We reach the junction where the corridor splits toward the eastern wing and the passage back to our quarters. He stops walking. His hand slides from the small of my back to my hip, turning me to face him, and the contact changes from guidance to confrontation. His eyes hold mine with a focus that has nothing professional in it.
"Whatever Stellan says," he tells me, and his voice has dropped to the register that my body recognizes from the mountain passes, from the pine tree, from every moment this man has stopped being the beta and started being the wolf, "you hear it from me first. Not secondhand. Not through the wall. From me."
"Is that a promise or an order?"
"It's what's going to happen."
The words land with the flat certainty of a man who doesn't factor failure into his operational planning. I hold his gaze for a beat and see the thing underneath the certainty: the awareness that whatever Stellan is about to say might be the thing he can't fix.
"Then go," I say. "And come back."
His thumb drags once across my hip bone, slow and deliberate, and the contact sends a bolt of heat through the weakening barrier of the suppressant that nearly makes my knees buckle.
He sees the effect. His eyes track the way my breath catches, the flush rising along my throat, and the satisfaction in his gaze is predatory, the look of a man who knows exactly what he does to the woman in front of him and has no intention of apologizing for it.
Then he's gone, turning toward the eastern wing with the purposeful stride of a man heading into a conversation that will cost him something. He doesn't look back.
I watch him go. The corridor is cold where his warmth was, and the omega is still reaching for the space he occupied, and the suppressant that should be moderating the response is doing precisely nothing.
Back in my quarters, the familiar inventory waits. The pallet, the basin, the window. The wall that's warm because his fire feeds it. The empty pouch in my pocket pressing against my hip like a reminder written in leather.
The endgame needs running, so the pallet gets my weight and the numbers get my attention.
The suppressant clock is the first variable, and the shortest fuse. Grimnir's mating alliance is still on the table.
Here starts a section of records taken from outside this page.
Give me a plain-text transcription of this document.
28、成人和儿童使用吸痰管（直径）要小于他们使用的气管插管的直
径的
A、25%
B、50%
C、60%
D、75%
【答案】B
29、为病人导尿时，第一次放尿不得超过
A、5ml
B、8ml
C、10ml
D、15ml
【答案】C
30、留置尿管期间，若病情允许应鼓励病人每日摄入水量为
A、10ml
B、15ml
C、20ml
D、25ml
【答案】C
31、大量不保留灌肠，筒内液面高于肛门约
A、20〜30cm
The mountain faction is a military threat that the reconnaissance confirmed and the dead wolves in the passes made personal.Stellan's patience has a deadline, and Torben's meeting today suggests the deadline just got closer.
And then there's the wolf on the other side of my wall. The man whose body did something in the mountain passes that neither of us could explain, whose loyalty to Stellan is fracturing one omission at a time, whose hands held mine in the dark the way a man holds something he's decided to keep. He is the only variable in the entire equation I can't solve for, because the answer isn't strategic.
It's personal.
I have to make a choice. Not about the holdouts or the mountain faction or the border situation, but about myself. About what I'm willing to become, and for whom, and whether choosing it changes the fundamental nature of the cage or just changes how it feels to live inside one.
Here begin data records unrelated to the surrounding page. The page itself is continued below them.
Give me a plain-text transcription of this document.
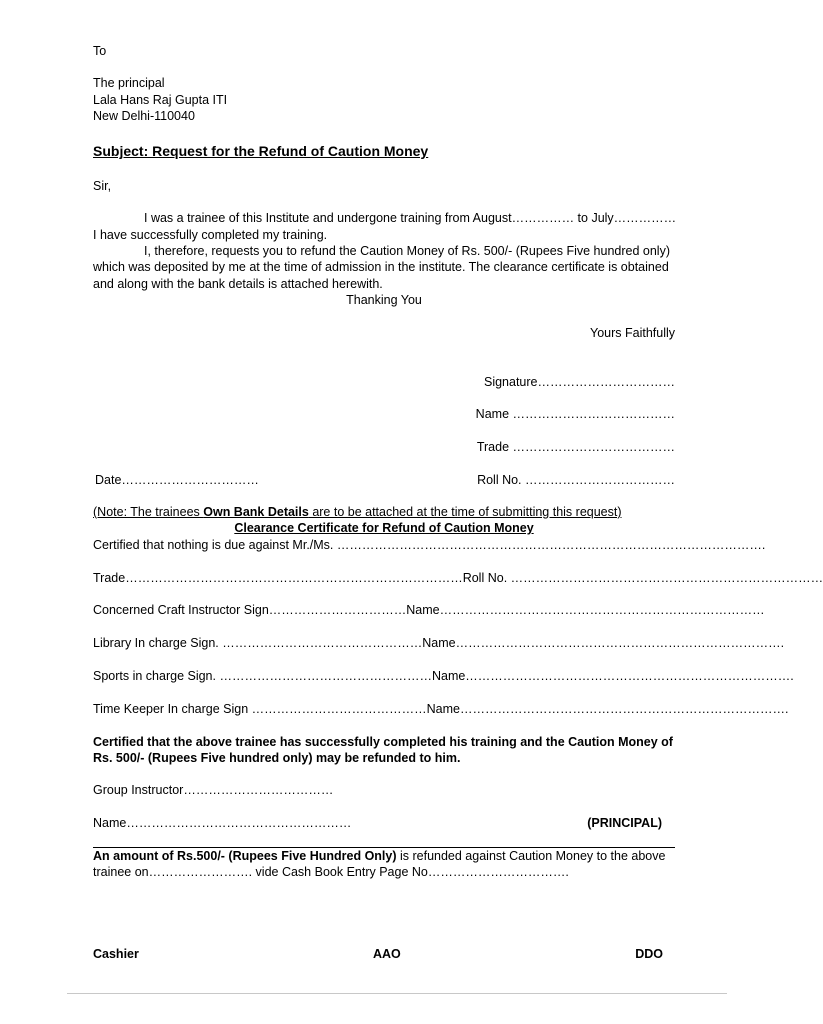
To
The principal
Lala Hans Raj Gupta ITI
New Delhi-110040
Subject: Request for the Refund of Caution Money
Sir,
I was a trainee of this Institute and undergone training from August…………… to July……………
I have successfully completed my training.
I, therefore, requests you to refund the Caution Money of Rs. 500/- (Rupees Five hundred only) which was deposited by me at the time of admission in the institute. The clearance certificate is obtained and along with the bank details is attached herewith.
Thanking You
Yours Faithfully
Signature……………………………
Name …………………………………
Trade …………………………………
Date……………………………	Roll No. ………………………………
(Note: The trainees Own Bank Details are to be attached at the time of submitting this request)
Clearance Certificate for Refund of Caution Money
Certified that nothing is due against Mr./Ms. ………………………………………………………………………………………….
Trade……………………………………………………………………… Roll No. …………………………………………………………………
Concerned Craft Instructor Sign…………………………… Name……………………………………………………………………
Library In charge Sign. ………………………………………… Name…………………………………………………………………….
Sports in charge Sign. …………………………………………… Name…………………………………………………………………….
Time Keeper In charge Sign …………………………………… Name…………………………………………………………………….
Certified that the above trainee has successfully completed his training and the Caution Money of Rs. 500/- (Rupees Five hundred only) may be refunded to him.
Group Instructor………………………………
Name………………………………………………	(PRINCIPAL)
An amount of Rs.500/- (Rupees Five Hundred Only) is refunded against Caution Money to the above trainee on……………………. vide Cash Book Entry Page No…………………………….
Cashier	AAO	DDO
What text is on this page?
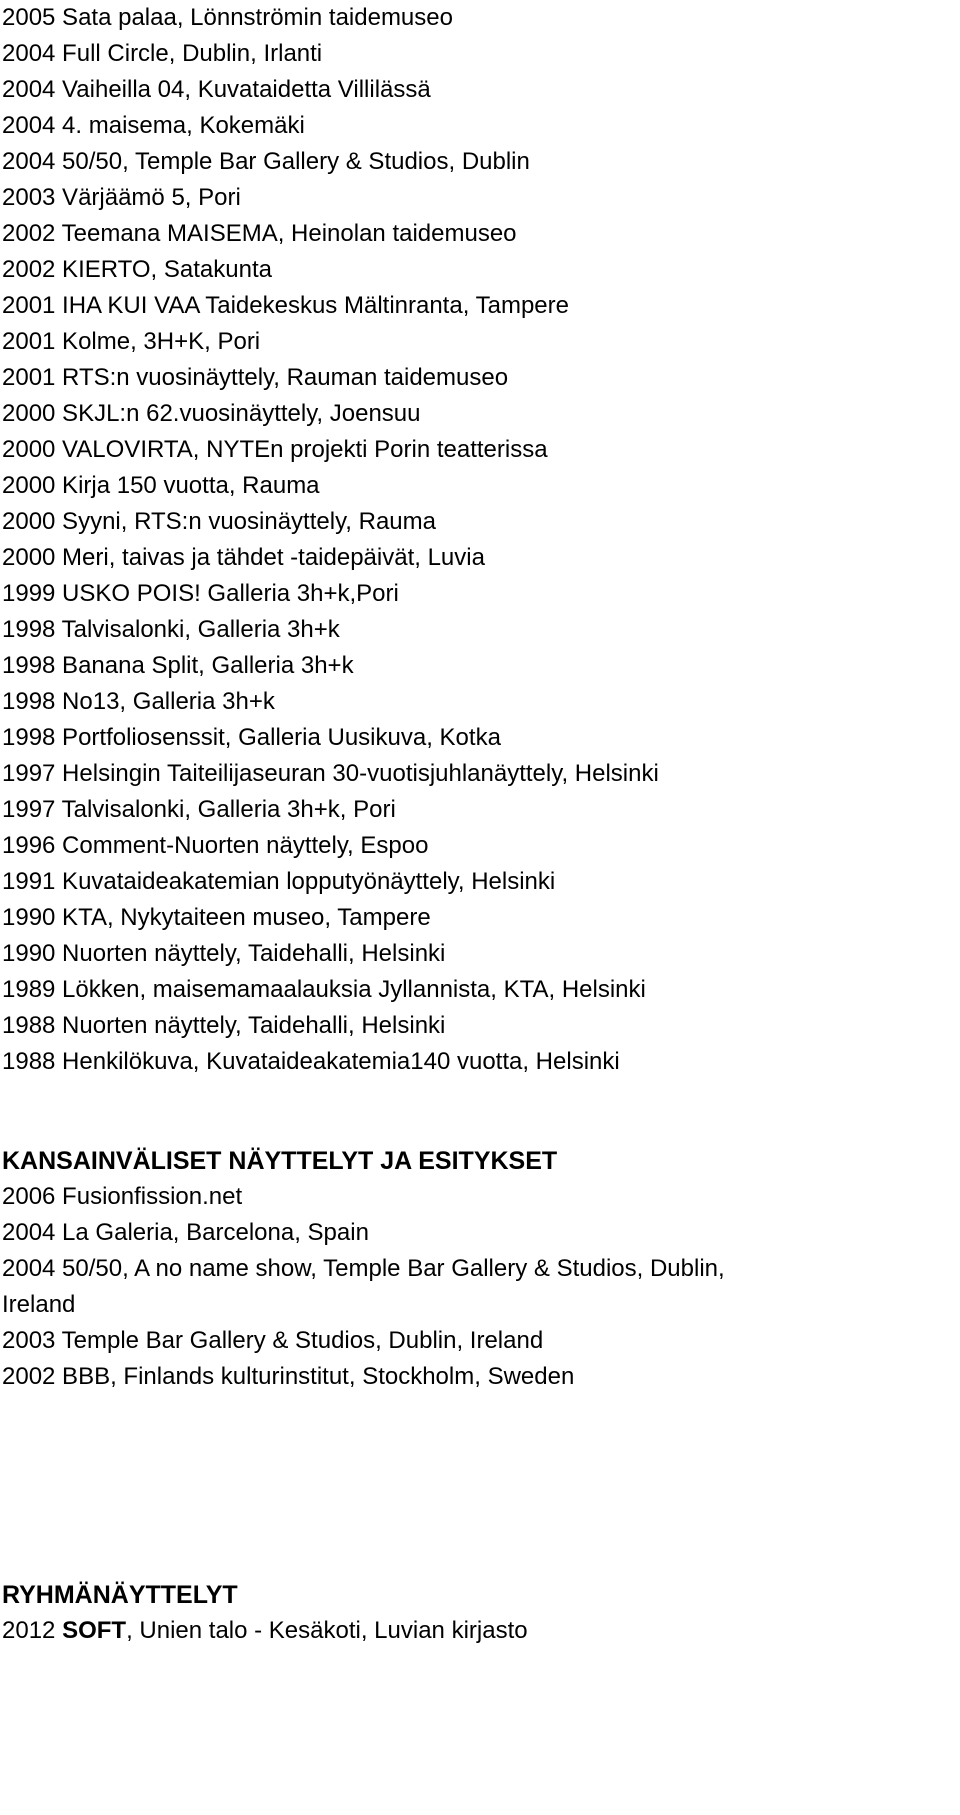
2005 Sata palaa, Lönnströmin taidemuseo
2004 Full Circle, Dublin, Irlanti
2004 Vaiheilla 04, Kuvataidetta Villilässä
2004 4. maisema, Kokemäki
2004 50/50, Temple Bar Gallery & Studios, Dublin
2003 Värjäämö 5, Pori
2002 Teemana MAISEMA, Heinolan taidemuseo
2002 KIERTO, Satakunta
2001 IHA KUI VAA Taidekeskus Mältinranta, Tampere
2001 Kolme, 3H+K, Pori
2001 RTS:n vuosinäyttely, Rauman taidemuseo
2000 SKJL:n 62.vuosinäyttely, Joensuu
2000 VALOVIRTA, NYTEn projekti Porin teatterissa
2000 Kirja 150 vuotta, Rauma
2000 Syyni, RTS:n vuosinäyttely, Rauma
2000 Meri, taivas ja tähdet -taidepäivät, Luvia
1999 USKO POIS! Galleria 3h+k,Pori
1998 Talvisalonki, Galleria 3h+k
1998 Banana Split, Galleria 3h+k
1998 No13, Galleria 3h+k
1998 Portfoliosenssit, Galleria Uusikuva, Kotka
1997 Helsingin Taiteilijaseuran 30-vuotisjuhlanäyttely, Helsinki
1997 Talvisalonki, Galleria 3h+k, Pori
1996 Comment-Nuorten näyttely, Espoo
1991 Kuvataideakatemian lopputyönäyttely, Helsinki
1990 KTA, Nykytaiteen museo, Tampere
1990 Nuorten näyttely, Taidehalli, Helsinki
1989 Lökken, maisemamaalauksia Jyllannista, KTA, Helsinki
1988 Nuorten näyttely, Taidehalli, Helsinki
1988 Henkilökuva, Kuvataideakatemia140 vuotta, Helsinki
KANSAINVÄLISET NÄYTTELYT JA ESITYKSET
2006 Fusionfission.net
2004 La Galeria, Barcelona, Spain
2004 50/50, A no name show, Temple Bar Gallery & Studios, Dublin,
Ireland
2003 Temple Bar Gallery & Studios, Dublin, Ireland
2002 BBB, Finlands kulturinstitut, Stockholm, Sweden
RYHMÄNÄYTTELYT
2012 SOFT, Unien talo - Kesäkoti, Luvian kirjasto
Iris's voice, clean and undecorated:'I stopped surviving it and started choosing it.'
My mother's voice, clinical and precise:'The formula protects the woman. The wolf is on her own.'
The formula is gone. The woman and the wolf are about to become the same thing, in public, with consequences I can calculate but can't prevent. The only decision left is what I do with the space between now and then.
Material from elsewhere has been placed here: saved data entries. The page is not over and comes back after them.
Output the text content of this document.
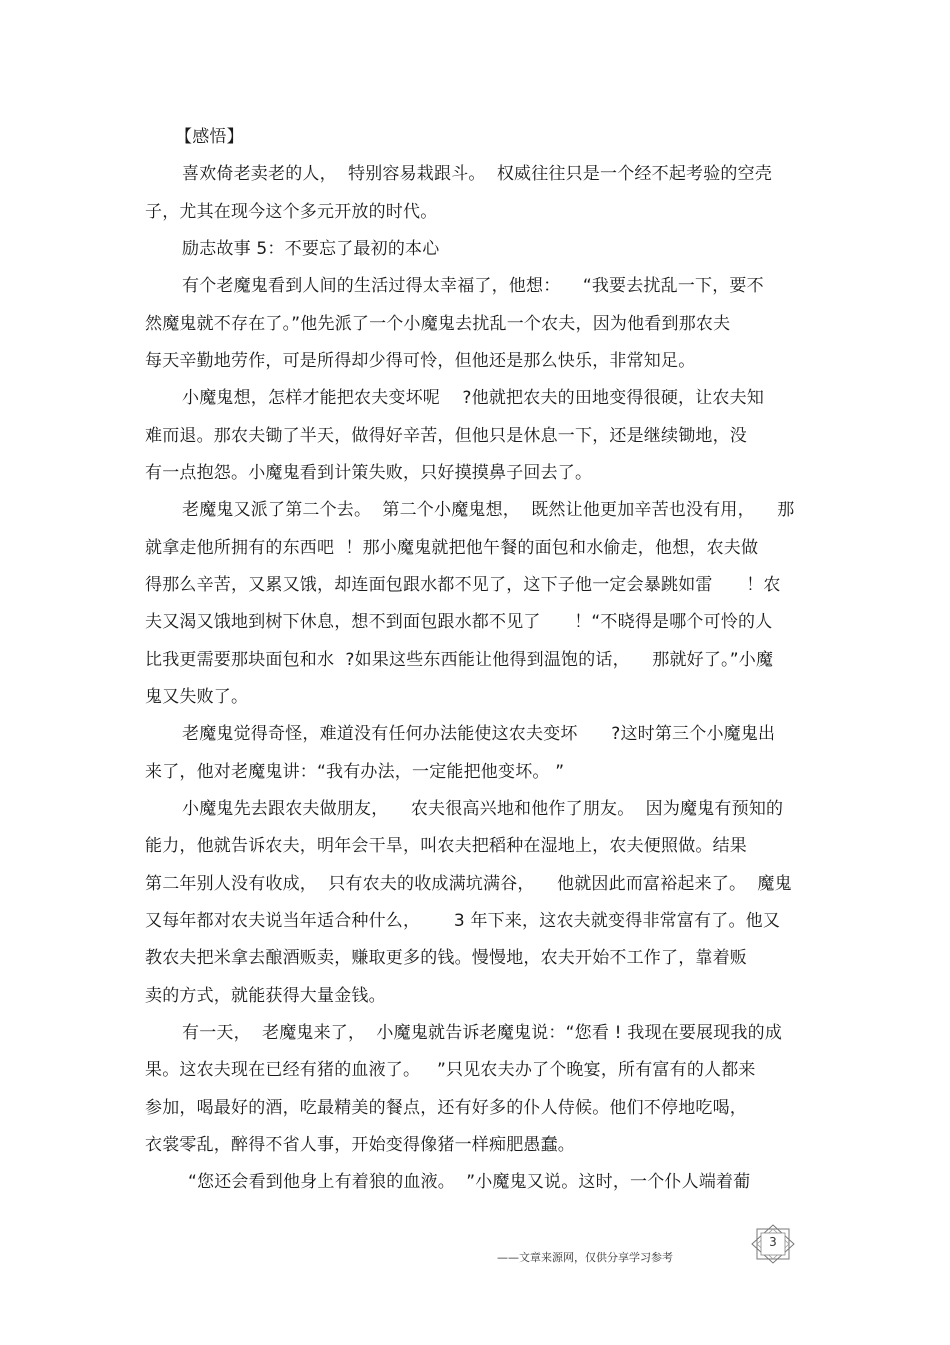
【感悟】
喜欢倚老卖老的人，  特别容易栽跟斗。  权威往往只是一个经不起考验的空壳
子，尤其在现今这个多元开放的时代。
励志故事 5：不要忘了最初的本心
有个老魔鬼看到人间的生活过得太幸福了，他想：    “我要去扰乱一下，要不
然魔鬼就不存在了。”他先派了一个小魔鬼去扰乱一个农夫，因为他看到那农夫
每天辛勤地劳作，可是所得却少得可怜，但他还是那么快乐，非常知足。
小魔鬼想，怎样才能把农夫变坏呢    ?他就把农夫的田地变得很硬，让农夫知
难而退。那农夫锄了半天，做得好辛苦，但他只是休息一下，还是继续锄地，没
有一点抱怨。小魔鬼看到计策失败，只好摸摸鼻子回去了。
老魔鬼又派了第二个去。  第二个小魔鬼想，  既然让他更加辛苦也没有用，    那
就拿走他所拥有的东西吧  ！那小魔鬼就把他午餐的面包和水偷走，他想，农夫做
得那么辛苦，又累又饿，却连面包跟水都不见了，这下子他一定会暴跳如雷      ！农
夫又渴又饿地到树下休息，想不到面包跟水都不见了      ！“不晓得是哪个可怜的人
比我更需要那块面包和水  ?如果这些东西能让他得到温饱的话，    那就好了。”小魔
鬼又失败了。
老魔鬼觉得奇怪，难道没有任何办法能使这农夫变坏      ?这时第三个小魔鬼出
来了，他对老魔鬼讲：“我有办法，一定能把他变坏。 ”
小魔鬼先去跟农夫做朋友，    农夫很高兴地和他作了朋友。  因为魔鬼有预知的
能力，他就告诉农夫，明年会干旱，叫农夫把稻种在湿地上，农夫便照做。结果
第二年别人没有收成，  只有农夫的收成满坑满谷，    他就因此而富裕起来了。  魔鬼
又每年都对农夫说当年适合种什么，      3 年下来，这农夫就变得非常富有了。他又
教农夫把米拿去酿酒贩卖，赚取更多的钱。慢慢地，农夫开始不工作了，靠着贩
卖的方式，就能获得大量金钱。
有一天，  老魔鬼来了，  小魔鬼就告诉老魔鬼说：“您看 ! 我现在要展现我的成
果。这农夫现在已经有猪的血液了。   ”只见农夫办了个晚宴，所有富有的人都来
参加，喝最好的酒，吃最精美的餐点，还有好多的仆人侍候。他们不停地吃喝，
衣裳零乱，醉得不省人事，开始变得像猪一样痴肥愚蠢。
“您还会看到他身上有着狼的血液。  ”小魔鬼又说。这时，一个仆人端着葡
3
——文章来源网，仅供分享学习参考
Footsteps in the corridor. His gait, recognizable before the sound of his door confirms it. Except the door doesn't open. The footsteps stop at my door instead, and the knock is quiet, weighted with the particular gravity of a man who has walked from one end of the fortress to the other carrying something he didn't want to pick up.
I open the door.
He stands in the corridor with his jaw locked tight and the tension pulled across his shoulders like rope under load. His gaze finds mine and holds for a beat too long before he controlsit, and in the fraction of a second before the control settles, I see it.